There is an irony about the Government launching a debate on charitable giving at the same time as cutting billions of pounds destined for the very organisations that would receive such largesse. Whilst the green paper is welcome, it is a sticking plaster to tackle cancer, starvation and major surgery all at the same time.
One of David Cameron’s favourite charities, Community LInks, faces losing “most” of its 2011-12 funding. Previously a fan of the Big Society, when they say “Allow us to draw breath or you will kill off the agencies you need to build the society you seek,” the third sector is in crisis.

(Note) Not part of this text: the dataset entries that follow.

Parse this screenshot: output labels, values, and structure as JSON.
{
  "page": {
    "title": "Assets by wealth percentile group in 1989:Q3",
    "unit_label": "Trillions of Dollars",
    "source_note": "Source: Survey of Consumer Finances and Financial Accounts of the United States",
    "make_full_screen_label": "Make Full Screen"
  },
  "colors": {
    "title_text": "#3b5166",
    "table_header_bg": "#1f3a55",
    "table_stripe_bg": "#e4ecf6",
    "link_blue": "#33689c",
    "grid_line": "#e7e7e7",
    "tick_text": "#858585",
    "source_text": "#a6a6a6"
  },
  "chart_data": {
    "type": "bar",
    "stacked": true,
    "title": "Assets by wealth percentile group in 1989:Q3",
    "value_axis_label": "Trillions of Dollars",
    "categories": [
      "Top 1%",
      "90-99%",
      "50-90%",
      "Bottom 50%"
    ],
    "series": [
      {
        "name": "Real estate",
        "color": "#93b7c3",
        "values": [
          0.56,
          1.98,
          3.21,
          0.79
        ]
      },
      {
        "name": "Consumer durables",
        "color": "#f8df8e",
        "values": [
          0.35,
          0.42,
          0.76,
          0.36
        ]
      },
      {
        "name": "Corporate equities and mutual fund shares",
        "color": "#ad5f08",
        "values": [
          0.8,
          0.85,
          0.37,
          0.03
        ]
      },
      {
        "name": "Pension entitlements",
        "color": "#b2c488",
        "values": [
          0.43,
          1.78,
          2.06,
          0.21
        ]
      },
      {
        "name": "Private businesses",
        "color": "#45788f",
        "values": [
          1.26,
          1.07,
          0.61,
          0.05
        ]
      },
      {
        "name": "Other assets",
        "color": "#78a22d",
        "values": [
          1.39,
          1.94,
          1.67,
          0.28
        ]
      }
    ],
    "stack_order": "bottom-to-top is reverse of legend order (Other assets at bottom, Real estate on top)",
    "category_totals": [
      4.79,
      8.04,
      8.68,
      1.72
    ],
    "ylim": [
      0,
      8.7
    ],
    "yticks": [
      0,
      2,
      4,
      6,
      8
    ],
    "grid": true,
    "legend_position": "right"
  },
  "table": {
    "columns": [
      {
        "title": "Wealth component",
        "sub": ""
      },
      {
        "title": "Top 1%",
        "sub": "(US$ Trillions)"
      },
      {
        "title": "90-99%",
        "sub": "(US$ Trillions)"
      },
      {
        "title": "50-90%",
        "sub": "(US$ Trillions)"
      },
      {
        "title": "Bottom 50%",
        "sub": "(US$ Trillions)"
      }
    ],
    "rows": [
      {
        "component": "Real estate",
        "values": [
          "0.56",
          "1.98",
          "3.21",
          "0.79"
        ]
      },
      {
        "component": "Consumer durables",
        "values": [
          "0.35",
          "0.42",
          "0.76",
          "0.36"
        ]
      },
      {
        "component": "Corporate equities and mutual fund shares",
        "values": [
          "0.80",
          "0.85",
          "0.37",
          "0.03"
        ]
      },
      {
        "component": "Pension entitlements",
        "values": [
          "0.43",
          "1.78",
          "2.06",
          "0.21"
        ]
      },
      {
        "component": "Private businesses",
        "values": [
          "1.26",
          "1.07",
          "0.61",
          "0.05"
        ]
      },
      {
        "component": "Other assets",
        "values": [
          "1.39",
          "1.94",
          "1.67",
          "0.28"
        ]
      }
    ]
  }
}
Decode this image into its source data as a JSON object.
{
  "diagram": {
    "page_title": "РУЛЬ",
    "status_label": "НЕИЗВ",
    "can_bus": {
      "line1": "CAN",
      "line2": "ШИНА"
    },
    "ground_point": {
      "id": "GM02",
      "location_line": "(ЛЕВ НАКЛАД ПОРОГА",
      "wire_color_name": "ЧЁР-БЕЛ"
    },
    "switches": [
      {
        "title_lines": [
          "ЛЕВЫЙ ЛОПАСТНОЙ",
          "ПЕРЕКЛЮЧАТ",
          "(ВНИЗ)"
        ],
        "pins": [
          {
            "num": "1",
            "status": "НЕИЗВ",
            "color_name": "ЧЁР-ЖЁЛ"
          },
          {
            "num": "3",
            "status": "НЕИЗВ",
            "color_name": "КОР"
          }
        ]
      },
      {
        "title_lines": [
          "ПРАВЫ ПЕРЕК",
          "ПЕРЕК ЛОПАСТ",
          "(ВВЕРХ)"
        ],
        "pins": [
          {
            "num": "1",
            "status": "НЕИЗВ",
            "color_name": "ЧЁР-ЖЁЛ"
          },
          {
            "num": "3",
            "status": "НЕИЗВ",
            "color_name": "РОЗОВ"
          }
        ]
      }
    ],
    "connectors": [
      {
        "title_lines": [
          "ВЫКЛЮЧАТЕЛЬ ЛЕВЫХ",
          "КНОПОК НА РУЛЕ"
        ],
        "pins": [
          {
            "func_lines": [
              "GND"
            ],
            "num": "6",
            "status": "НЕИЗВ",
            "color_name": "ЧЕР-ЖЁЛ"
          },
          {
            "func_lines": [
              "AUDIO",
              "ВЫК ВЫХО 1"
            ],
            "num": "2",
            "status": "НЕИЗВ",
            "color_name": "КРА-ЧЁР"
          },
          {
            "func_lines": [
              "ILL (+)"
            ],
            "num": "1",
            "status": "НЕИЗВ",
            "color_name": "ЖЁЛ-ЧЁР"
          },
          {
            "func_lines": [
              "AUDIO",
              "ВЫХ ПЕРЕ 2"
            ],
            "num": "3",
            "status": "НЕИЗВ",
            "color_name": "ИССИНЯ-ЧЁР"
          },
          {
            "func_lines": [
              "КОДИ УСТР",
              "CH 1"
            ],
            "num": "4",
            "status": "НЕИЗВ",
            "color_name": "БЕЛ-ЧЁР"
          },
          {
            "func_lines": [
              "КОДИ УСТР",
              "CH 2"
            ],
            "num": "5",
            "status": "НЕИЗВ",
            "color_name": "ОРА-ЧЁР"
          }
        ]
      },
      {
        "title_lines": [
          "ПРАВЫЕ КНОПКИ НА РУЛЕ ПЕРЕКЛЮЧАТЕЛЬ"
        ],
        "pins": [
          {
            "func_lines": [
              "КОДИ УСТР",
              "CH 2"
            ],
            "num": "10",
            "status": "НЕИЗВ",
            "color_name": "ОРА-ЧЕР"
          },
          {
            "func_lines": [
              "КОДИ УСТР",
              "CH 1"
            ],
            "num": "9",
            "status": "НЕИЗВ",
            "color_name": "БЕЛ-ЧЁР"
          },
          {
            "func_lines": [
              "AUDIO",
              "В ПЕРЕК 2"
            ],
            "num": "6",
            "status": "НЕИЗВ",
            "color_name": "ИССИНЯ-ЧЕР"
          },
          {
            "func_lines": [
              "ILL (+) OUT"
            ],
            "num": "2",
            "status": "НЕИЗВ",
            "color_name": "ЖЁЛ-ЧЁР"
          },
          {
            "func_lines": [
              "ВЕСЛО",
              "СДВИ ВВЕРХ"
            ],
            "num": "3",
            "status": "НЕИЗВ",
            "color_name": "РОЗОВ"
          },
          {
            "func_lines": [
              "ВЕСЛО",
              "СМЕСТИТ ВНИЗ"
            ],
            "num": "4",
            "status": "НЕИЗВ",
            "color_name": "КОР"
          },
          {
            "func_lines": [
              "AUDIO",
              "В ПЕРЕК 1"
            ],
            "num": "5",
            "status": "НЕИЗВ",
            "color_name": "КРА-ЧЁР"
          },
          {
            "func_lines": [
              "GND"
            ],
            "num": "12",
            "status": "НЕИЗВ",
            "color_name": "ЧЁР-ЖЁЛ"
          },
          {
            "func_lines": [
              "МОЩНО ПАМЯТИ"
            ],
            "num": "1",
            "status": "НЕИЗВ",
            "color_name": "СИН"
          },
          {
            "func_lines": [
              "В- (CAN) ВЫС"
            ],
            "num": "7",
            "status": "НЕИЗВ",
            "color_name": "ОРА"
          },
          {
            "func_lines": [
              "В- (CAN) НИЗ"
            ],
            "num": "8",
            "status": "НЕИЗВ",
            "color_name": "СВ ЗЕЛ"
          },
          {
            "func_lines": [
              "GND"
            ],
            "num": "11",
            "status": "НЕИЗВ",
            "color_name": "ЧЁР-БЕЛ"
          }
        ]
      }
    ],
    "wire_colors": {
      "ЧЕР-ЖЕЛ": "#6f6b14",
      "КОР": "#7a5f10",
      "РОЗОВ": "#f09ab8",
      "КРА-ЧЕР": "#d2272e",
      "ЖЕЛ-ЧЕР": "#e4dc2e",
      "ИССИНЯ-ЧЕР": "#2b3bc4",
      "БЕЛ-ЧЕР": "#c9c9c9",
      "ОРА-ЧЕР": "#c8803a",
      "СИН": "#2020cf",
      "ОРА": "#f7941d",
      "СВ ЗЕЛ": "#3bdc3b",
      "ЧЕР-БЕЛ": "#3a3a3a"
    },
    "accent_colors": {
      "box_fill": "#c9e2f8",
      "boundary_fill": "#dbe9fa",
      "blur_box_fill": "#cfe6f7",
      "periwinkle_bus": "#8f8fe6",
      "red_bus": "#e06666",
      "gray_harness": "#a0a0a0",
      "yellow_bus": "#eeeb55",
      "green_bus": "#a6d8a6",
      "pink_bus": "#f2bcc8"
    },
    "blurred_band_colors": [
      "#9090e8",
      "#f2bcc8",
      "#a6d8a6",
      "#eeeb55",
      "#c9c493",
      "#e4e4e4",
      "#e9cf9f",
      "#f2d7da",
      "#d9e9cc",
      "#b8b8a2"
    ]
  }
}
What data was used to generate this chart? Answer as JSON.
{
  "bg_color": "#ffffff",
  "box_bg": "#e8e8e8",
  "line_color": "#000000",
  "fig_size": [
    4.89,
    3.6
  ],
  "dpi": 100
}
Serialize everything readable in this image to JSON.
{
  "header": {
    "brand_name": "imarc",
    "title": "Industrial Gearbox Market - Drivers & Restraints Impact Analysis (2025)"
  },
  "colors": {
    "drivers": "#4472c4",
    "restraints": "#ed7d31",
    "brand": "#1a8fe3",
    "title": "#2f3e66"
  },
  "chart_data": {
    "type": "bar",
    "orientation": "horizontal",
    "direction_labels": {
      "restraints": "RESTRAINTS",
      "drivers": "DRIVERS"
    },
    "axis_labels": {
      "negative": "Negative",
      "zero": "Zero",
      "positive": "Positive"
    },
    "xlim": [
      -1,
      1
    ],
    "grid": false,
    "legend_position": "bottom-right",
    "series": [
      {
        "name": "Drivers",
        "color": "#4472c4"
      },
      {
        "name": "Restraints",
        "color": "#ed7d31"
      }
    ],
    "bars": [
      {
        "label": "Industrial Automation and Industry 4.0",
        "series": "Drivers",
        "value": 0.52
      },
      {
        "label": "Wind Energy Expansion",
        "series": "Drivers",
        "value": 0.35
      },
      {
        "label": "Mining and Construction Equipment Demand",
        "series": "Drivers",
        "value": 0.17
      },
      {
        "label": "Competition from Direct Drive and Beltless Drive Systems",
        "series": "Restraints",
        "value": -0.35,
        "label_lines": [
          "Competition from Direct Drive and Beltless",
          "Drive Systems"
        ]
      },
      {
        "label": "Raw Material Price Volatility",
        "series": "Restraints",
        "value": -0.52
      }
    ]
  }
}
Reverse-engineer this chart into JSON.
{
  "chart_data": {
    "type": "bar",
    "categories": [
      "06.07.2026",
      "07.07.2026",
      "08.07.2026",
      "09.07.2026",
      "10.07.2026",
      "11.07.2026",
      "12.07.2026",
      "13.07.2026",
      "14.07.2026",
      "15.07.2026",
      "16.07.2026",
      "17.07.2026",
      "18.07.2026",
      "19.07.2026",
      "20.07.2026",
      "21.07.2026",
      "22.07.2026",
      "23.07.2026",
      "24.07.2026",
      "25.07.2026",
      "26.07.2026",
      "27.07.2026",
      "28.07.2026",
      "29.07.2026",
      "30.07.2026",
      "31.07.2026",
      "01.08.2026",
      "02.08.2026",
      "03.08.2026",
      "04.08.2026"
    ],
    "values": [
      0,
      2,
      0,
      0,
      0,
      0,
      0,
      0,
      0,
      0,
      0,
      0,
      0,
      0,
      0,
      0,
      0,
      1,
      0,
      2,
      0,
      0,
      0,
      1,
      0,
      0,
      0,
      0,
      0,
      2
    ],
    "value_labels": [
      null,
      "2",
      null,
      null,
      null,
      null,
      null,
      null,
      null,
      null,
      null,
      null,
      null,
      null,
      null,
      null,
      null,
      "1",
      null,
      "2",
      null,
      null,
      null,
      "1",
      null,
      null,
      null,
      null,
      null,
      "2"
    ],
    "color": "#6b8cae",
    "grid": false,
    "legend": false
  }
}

“But we have the Big Society Bank,” the Government replies, pointing out that money from dormant bank accounts will be available to counter the cuts amongst the most deserving charities. Excuse me? The Labour Government already legislated to use this money to aid children and financial inclusion; no one knows how much there will be and it ain’t in the bank yet. The Big Society Bank is itself to be funded by, in effect, another cut.
Direct and infrastructure funding to the third sector is one thing, cuts to local authority funding is another. This is likely to be the hardest hitting element of all, as partnerships crumble and experience is lost. Those charities and voluntary groups which work closest to the grass roots of our communities will lose both funding and the support that co-working and co-delivery of services has fostered.
Of course now is the right time to promote giving, not as a remedy to cuts but because giving is good at any time. The Government could start by halting the 10% reduction in Gift Aid revenue which will happen in April when Labour’s three year protection from the impact of the penny cut in income tax runs out. But will they?
They could boost payroll giving, currently a pathetically small source of charitable income, by promoting it amongst their own employees. Even 50p a month can make a difference. And they could ask why it is that the richest give a smaller proportion of their income to charity than do low-to-middle earners and address that, too.
One measure in the green paper whose time has come is the ‘round pound’. Consumers would authorise participating retailers to round up their bills to the nearest pound, with the balance going to an agreed charity. It is a painless, voluntary and effective way of opening up new income streams for (some) charities.